M. le Ministre de l’agriculture - Avant de vous présenter l’amendement 329, je voudrais porter une correction : dans le deuxième alinéa, il s’agit des vins « d’appellation » d’origine contrôlée, et non « à » appellation d’origine contrôlée.

Face aux difficultés rencontrées par la filière vitivinicole sur les marchés d’exportation et à la baisse de la consommation intérieure, des réflexions ont été conduites pour améliorer le positionnement des vins français. L’objectif est de clarifier l’offre viticole française et de favoriser son adaptation à la structure du marché mondial, qu’il serait illusoire de prétendre infléchir. Or, à chaque catégorie de vins correspondent des conditions de production et des pratiques œnologiques spécifiques. L’amendement 329 corrigé permet donc de rendre obligatoire une déclaration d’affectation des parcelles consacrées à la production de vins de pays, comme c’est déjà le cas pour les vins à appellation d’origine, pour améliorer la connaissance et le suivi de la production. En outre, il deviendra possible d’interdire à un viticulteur de revendiquer une même récolte, sur une même parcelle, à la fois en vin de pays et en vin d’appellation d’origine contrôlée. Un décret déterminera le destinataire de la déclaration et sa durée de validité.

M. Yves Coussain, rapporteur - Avis favorable. Nous ne pouvons que nous féliciter de la simplification des démarches administratives.

M. André Chassaigne - Cet amendement est dans la continuité de votre déclaration de juillet sur l’organisation de l’offre française, qui a déclenché des inquiétudes parmi les viticulteurs. Ils voient se dessiner une volonté de réserver les appellations d’origine contrôlée aux très grands crus et de procéder à de nombreuses déclassifications d’AOC en vin de pays pour satisfaire la grande distribution, avec comme conséquence la standardisation de l’offre de vin. Le négoce a en effet fait le choix d’investir en priorité dans les vins du nouveau monde, ce qui conduit à cette standardisation dont les AOC sont victimes. Je relaye ici les inquiétudes des viticulteurs du Bordelais, qui soulignent que la déclassification des AOC les fera entrer non seulement dans la concurrence mondiale, mais exacerbera la concurrence avec d’autres régions françaises, et notamment le Languedoc-Roussillon.

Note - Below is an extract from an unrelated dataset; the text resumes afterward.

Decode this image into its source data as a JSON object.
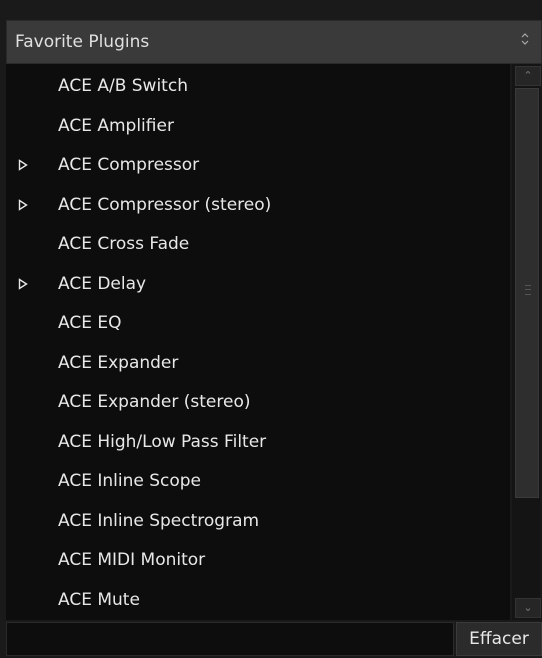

M. le Ministre de l’agriculture - En termes de prix, il n’y a pas de hiérarchie entre AOC et les vins de pays : beaucoup de ces derniers sont vendus plus cher que des AOC. Par ailleurs, la filière vitivinicole est confrontée à la fois à la baisse de la consommation intérieure et à la surproduction mondiale. Enfin, des voix s’élèvent depuis des années dans la filière pour réclamer l’abandon des AOC et donc du lien au terroir. Le Gouvernement n’en a point voulu. Il a donc mené une très large concertation, qui a abouti, en juillet, à une position commune. Il s’agit de mettre à la disposition des viticulteurs une boîte à outils dans laquelle ils sont libres de piocher, aire d’appellation par aire d’appellation. Il existe deux grandes catégories. D’abord, nous réaffirmons la spécificité française des appellations d’origine contrôlée et donc du lien au terroir, résultat de siècles de travail dans nos vignobles. Mais rien n’empêche de modifier certains décrets sur des AOC, qui ne sont peut-être plus adaptés. La deuxième catégorie est celle des vins de pays, qui peuvent publier des informations sur leur cépage ou leur marque commerciale, ce qui répond aux demandes d’un certain nombre de consommateurs en France et à l’exportation.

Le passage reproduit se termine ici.